Politics

Buttigieg: College Football Is Problematic

Democratic presidential candidate, mayor of South Bend, Ind., Pete Buttigieg/ Getty Images

South Bend mayor Pete Buttigieg said on Monday that supporting college football poses a moral conundrum he finds "problematic," but admitted his city "relies" on the sport.

While visiting Elkader, Iowa, for a town hall, Buttigieg fielded a question from Jewish Insider about the issue of student athletes going unpaid while risking serious injury on the field.

"First, you need to look at what we owe students," Buttigieg said. "Obviously the model says you get an education in exchange for contributing this way, plus the sport is supposed to be its own reward, but I don't think that that's really fair anymore."

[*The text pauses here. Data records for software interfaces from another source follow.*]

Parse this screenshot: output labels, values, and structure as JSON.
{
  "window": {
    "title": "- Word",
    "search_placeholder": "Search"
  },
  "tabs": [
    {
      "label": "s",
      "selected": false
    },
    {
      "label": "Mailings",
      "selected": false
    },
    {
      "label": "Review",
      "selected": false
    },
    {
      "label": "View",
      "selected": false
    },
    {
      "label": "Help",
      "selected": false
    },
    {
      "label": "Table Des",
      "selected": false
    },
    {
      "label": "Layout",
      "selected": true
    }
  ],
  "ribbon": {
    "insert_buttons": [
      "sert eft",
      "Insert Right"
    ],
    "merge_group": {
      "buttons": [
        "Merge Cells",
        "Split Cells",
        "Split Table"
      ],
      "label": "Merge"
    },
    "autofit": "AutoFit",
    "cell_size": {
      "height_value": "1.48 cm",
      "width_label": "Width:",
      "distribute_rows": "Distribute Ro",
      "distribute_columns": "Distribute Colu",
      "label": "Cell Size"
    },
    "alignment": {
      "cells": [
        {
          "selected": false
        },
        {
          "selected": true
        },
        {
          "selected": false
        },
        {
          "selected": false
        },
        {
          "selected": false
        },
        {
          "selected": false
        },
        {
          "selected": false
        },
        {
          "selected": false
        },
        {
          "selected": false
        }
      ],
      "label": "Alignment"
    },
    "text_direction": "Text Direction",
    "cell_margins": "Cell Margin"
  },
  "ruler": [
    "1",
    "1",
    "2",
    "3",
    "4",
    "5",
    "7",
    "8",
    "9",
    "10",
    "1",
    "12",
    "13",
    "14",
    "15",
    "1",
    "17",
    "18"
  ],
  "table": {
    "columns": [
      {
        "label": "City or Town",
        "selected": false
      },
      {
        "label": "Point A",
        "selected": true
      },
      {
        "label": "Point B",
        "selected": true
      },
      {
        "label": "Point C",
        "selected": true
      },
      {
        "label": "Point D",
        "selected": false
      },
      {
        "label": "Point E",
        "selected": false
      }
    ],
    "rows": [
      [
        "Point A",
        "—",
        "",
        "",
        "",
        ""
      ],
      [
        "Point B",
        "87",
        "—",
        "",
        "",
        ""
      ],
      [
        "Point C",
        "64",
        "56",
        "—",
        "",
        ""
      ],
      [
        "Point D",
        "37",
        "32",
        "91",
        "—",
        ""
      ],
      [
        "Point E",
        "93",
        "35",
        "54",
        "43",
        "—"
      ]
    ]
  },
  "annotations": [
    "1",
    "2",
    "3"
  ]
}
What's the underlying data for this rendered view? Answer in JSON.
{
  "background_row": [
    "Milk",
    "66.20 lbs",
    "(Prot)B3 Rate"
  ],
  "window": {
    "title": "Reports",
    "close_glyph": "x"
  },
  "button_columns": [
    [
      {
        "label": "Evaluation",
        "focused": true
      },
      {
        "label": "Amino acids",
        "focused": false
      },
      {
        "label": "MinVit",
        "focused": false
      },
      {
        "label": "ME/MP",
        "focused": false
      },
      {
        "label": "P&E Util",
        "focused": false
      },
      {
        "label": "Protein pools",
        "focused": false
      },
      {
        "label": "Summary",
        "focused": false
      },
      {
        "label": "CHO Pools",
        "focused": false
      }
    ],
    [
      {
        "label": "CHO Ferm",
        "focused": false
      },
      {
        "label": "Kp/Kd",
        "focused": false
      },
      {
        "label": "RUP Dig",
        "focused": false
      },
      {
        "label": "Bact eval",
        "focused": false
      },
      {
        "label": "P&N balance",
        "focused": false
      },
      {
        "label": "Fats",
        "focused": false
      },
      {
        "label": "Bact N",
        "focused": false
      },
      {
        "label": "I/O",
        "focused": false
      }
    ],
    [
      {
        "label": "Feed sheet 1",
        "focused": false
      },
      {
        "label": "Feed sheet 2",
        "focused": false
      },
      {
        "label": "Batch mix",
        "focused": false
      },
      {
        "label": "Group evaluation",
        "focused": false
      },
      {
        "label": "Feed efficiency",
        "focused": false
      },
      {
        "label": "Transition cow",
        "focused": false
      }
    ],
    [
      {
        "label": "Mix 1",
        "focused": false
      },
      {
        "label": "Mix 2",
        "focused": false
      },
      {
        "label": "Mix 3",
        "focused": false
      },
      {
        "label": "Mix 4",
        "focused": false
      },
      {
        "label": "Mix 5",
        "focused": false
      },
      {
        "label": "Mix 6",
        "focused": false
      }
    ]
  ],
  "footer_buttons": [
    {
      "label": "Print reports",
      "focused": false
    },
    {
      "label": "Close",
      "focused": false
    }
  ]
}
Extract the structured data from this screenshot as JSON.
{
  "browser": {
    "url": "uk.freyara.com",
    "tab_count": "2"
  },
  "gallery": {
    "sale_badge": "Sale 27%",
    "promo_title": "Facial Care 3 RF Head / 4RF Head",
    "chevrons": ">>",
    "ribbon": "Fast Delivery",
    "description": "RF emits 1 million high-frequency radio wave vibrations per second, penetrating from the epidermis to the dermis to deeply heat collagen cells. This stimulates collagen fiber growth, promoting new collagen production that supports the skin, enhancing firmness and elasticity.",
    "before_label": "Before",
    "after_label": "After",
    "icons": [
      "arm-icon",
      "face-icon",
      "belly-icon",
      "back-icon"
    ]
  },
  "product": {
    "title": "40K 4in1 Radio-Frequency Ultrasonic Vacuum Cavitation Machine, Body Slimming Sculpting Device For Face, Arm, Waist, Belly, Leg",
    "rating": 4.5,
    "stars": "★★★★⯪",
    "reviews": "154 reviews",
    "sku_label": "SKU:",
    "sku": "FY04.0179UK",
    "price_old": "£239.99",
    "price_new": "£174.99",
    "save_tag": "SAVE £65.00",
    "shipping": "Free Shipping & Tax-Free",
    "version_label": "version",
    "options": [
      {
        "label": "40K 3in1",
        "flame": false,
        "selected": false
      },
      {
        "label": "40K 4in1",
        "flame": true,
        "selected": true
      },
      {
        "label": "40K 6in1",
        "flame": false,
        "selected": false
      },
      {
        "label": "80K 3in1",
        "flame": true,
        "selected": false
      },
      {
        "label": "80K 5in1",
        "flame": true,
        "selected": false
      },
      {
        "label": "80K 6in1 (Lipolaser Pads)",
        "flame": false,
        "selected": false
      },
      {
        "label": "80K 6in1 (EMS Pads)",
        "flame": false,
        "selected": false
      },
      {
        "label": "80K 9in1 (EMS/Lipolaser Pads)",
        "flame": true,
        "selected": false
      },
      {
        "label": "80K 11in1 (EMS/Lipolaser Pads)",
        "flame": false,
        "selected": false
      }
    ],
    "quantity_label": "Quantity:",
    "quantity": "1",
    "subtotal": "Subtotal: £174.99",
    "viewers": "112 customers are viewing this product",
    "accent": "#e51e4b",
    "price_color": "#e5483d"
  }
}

Buttigieg added that the question is personally troubling because of his love for the University of Notre Dame's Fighting Irish football team. The South Bend native said he supports the team more because of the bond Notre Dame (where both of his parents taught) has with the city than for the sport itself.

"I think about it from a perspective of a city that relies on college football in the same way that Bahrain relies on fossil fuel," Buttigieg said.

Earlier in the day, according to Jewish Insider, Buttigieg told reporters on his campaign bus that the last time he can remember yelling was when Notre Dame football defeated University of Louisville earlier this month. But on the topic of not paying student athletes Buttigieg said "it's problematic and I don't have a solution for it."

Buttigieg also said that he would "hesitate" to let his own children play football.

While in college, Buttigieg was known to skip football games to pursue academic scholarships, according to the South Bend Tribune. The paper reported that Buttigieg missed the annual Harvard-Yale football game in both 2003 and 2004 because he was interviewing in Chicago for a Rhodes Scholarship.